The U.S. won’t agree to waive intellectual-property protections for COVID-19 treatments and tests this year – aligning with developed-nation peers and delaying prospects for a World Trade Organization accord aimed at boosting global access to life-saving medicines.
On Tuesday, U.S. Trade Representative Katherine Tai said the agency needs more information about the market dynamics for COVID diagnostics and therapeutics, and plans to ask the U.S. International Trade Commission to launch an investigation into the matter.
“Real questions remain on a range of issues, and the additional time, coupled with information from the U.S.ITC, will help the world make a more informed decision,” Tai said in a news release.
Such investigations can take nine months to a year to complete. That means further delay for a deal that aims to water down patent rights for antiviral medications like Pfizer’s Paxlovid, Merck & Co.’s Molnupiravir, Gilead Sciences’s Remdesivir and Eli Lilly’s Baricitinib.
The debate over waiving IP rights for COVID-19 therapeutics and diagnostics has simmered since this summer, when WTO members approved a five-year decision that authorized the use of vaccine patent secrets without the right-holder’s consent.
Developing nations such as India, South Africa and Indonesia are pushing to extend the waiver to cover the production and supply of COVID-19 diagnostics and therapeutics. WTO negotiators left the door open to amend the existing waiver by Dec. 17 – a deadline that will now be missed.
The WTO operates on the basis of consensus, which means any agreement must have the support of each of the organization’s 164 members.
The U.S. surprised negotiators a year and a half ago, when it backed an agreement to water down key provisions of the WTO agreement on trade-related aspects of intellectual-property rights for vaccines, known by the acronym Trips. Since then, the U.S. consistently opposed any effort to expand the waiver’s coverage to tests and treatments and spent the past five months consulting with domestic stakeholders about whether it should change course.

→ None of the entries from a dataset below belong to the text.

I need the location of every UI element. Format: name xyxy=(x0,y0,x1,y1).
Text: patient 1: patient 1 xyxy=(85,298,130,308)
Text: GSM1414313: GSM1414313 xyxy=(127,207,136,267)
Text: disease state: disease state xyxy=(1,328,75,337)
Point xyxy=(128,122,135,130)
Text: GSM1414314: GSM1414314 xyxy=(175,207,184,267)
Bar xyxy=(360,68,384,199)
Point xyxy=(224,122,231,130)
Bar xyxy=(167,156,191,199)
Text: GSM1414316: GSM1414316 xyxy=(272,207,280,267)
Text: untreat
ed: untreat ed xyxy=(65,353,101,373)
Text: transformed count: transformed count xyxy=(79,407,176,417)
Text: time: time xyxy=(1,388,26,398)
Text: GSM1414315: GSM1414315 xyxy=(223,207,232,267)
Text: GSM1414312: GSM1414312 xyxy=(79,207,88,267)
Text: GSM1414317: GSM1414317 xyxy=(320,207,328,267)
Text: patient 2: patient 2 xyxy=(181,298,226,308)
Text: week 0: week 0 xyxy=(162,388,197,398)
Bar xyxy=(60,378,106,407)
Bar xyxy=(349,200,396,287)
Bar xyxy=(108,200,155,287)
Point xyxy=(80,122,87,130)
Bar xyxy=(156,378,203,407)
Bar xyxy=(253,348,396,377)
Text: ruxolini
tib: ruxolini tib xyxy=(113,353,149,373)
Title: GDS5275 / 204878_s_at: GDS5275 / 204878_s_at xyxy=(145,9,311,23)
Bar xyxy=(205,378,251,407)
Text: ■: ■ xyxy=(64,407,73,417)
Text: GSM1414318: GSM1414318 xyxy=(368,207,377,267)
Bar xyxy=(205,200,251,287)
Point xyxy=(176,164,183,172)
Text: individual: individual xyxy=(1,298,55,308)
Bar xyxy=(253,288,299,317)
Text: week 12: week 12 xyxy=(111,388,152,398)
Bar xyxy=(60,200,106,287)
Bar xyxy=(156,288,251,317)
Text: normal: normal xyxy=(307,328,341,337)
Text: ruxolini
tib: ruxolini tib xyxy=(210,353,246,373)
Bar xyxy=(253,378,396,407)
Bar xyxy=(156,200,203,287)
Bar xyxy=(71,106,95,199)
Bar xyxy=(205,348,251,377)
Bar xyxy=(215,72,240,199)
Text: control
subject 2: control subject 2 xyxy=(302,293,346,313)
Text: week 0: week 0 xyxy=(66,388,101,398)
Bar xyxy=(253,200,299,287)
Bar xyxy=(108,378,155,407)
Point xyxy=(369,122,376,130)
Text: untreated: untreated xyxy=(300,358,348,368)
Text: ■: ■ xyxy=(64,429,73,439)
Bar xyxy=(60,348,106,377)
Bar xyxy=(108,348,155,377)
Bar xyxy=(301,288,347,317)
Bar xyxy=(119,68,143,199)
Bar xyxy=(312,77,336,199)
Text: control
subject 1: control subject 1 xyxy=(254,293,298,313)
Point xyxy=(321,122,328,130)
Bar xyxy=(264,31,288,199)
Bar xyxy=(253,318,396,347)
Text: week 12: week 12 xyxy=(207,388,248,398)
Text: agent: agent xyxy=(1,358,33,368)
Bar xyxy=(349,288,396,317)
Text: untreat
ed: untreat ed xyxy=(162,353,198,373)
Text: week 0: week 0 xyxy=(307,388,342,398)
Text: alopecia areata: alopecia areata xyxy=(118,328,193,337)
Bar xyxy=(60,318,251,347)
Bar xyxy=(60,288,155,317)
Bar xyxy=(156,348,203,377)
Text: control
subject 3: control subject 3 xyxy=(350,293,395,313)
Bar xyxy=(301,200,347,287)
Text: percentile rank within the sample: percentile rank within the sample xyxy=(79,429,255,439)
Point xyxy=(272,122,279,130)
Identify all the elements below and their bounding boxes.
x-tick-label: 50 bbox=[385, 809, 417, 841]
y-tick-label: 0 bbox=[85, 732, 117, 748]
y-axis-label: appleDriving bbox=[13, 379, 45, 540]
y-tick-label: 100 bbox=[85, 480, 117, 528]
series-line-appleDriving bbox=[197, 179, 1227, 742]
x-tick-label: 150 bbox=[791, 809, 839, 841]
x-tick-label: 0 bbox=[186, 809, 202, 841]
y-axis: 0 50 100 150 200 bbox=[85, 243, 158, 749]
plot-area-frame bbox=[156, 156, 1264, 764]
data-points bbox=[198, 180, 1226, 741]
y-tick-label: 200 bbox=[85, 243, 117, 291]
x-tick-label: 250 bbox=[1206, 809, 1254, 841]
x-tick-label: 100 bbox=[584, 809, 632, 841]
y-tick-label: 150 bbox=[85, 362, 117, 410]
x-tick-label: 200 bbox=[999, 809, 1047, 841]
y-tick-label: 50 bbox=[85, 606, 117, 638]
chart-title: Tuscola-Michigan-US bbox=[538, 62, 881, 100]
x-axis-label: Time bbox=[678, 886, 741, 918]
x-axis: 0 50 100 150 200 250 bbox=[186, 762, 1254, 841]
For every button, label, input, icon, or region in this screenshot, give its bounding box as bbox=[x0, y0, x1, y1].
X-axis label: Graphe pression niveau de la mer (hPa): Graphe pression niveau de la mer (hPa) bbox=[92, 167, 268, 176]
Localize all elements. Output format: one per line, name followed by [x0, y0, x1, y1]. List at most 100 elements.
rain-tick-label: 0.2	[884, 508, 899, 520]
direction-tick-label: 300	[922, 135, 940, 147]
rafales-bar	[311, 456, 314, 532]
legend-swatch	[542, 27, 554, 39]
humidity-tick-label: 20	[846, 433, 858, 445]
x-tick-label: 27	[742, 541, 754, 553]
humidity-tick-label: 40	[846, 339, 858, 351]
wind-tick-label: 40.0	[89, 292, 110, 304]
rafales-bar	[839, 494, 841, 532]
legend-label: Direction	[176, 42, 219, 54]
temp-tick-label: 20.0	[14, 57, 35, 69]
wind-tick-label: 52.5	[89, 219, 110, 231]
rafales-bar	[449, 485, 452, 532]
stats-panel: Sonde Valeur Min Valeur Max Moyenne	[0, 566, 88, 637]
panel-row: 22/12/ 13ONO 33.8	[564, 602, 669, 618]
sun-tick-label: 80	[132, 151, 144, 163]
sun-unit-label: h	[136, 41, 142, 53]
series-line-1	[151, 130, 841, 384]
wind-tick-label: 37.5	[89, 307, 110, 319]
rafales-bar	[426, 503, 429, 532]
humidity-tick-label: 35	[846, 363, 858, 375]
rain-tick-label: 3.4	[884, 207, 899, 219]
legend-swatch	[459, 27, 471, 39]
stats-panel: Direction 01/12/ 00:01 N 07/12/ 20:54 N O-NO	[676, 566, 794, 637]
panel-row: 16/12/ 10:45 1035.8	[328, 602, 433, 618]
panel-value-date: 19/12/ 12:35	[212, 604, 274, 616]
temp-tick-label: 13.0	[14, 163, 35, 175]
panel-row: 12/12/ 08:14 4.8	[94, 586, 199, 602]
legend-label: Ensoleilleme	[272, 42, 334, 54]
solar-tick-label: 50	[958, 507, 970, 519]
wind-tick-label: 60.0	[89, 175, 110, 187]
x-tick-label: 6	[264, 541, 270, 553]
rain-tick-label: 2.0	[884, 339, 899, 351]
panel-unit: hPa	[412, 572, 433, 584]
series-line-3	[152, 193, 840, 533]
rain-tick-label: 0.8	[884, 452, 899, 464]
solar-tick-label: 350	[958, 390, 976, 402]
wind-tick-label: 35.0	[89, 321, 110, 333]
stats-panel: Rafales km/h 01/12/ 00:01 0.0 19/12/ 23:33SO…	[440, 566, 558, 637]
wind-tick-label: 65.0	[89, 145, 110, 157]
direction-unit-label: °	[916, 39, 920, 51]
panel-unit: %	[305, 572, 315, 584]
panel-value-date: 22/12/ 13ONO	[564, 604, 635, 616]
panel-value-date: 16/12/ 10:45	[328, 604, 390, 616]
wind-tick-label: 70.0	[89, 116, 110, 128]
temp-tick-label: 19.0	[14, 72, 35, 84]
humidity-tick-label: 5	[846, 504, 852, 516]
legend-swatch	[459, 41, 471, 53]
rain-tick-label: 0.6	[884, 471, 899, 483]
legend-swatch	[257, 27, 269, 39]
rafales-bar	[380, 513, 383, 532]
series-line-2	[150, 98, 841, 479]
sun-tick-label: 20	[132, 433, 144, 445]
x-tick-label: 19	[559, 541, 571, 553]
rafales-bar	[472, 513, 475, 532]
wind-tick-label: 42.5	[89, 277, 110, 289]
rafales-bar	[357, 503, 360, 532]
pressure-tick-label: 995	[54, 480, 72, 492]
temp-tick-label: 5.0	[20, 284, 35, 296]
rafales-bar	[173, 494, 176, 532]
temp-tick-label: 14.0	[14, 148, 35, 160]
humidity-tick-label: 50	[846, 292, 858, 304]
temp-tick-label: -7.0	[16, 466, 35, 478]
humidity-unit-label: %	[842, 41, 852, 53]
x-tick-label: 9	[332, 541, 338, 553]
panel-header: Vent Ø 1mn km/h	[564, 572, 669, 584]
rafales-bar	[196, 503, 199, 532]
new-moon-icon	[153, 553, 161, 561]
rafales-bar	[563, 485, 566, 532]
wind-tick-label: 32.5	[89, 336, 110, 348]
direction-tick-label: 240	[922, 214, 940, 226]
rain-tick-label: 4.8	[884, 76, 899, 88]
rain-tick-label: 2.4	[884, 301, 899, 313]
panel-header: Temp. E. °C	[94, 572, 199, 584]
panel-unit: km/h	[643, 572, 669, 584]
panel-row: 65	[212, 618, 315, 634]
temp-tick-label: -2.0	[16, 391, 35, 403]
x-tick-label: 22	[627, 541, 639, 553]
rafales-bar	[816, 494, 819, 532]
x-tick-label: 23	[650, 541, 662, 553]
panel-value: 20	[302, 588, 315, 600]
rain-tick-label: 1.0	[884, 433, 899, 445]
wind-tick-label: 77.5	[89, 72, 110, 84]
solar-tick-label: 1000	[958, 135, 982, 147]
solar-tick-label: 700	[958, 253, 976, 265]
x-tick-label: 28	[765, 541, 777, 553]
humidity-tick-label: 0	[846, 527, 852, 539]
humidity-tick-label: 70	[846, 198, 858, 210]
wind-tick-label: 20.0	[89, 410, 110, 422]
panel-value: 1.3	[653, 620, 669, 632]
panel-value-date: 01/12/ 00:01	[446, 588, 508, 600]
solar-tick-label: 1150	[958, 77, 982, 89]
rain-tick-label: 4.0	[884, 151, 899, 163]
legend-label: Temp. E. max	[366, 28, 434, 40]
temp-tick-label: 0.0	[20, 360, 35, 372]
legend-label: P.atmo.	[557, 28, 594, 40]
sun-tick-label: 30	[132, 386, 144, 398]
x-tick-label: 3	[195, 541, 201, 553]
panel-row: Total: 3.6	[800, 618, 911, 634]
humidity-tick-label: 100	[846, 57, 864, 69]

The global market for COVID-19 treatments was worth $10.2 billion in 2021 and is expected to reach $25.6 billion by 2030, according to a report published by InsightAce Analytic.
The U.S. joins nearly three dozen nations in seeking more time and information about a potential waiver extension – including the European Union’s 27 members, the UK, Singapore, Switzerland, Japan and South Korea. These governments say they have not seen any concrete evidence that IP rules are hindering the global rollout of COVID-19 treatments and tests.
The pharmaceutical industry argues that a waiver is unnecessary because the current supply of COVID-19 therapeutics exceeds global demand and warned that any effort to waive IP rights for COVID-19 treatments would eliminate the incentives for companies to invest in life-saving drug development.
“A U.S.ITC investigation and report will further demonstrate the harmful consequences to the U.S. economy, global health, innovation and future pandemic preparedness that would result from Trips waiver expansion,” according to a statement from the Pharmaceutical Research and Manufacturers of America.
Separately, U.S. lawmakers on both sides of the aisle have warned the White House that an IP waiver for tests and treatments “will have devastating, long-reaching effects on access to treatments beyond those used for COVID-19.”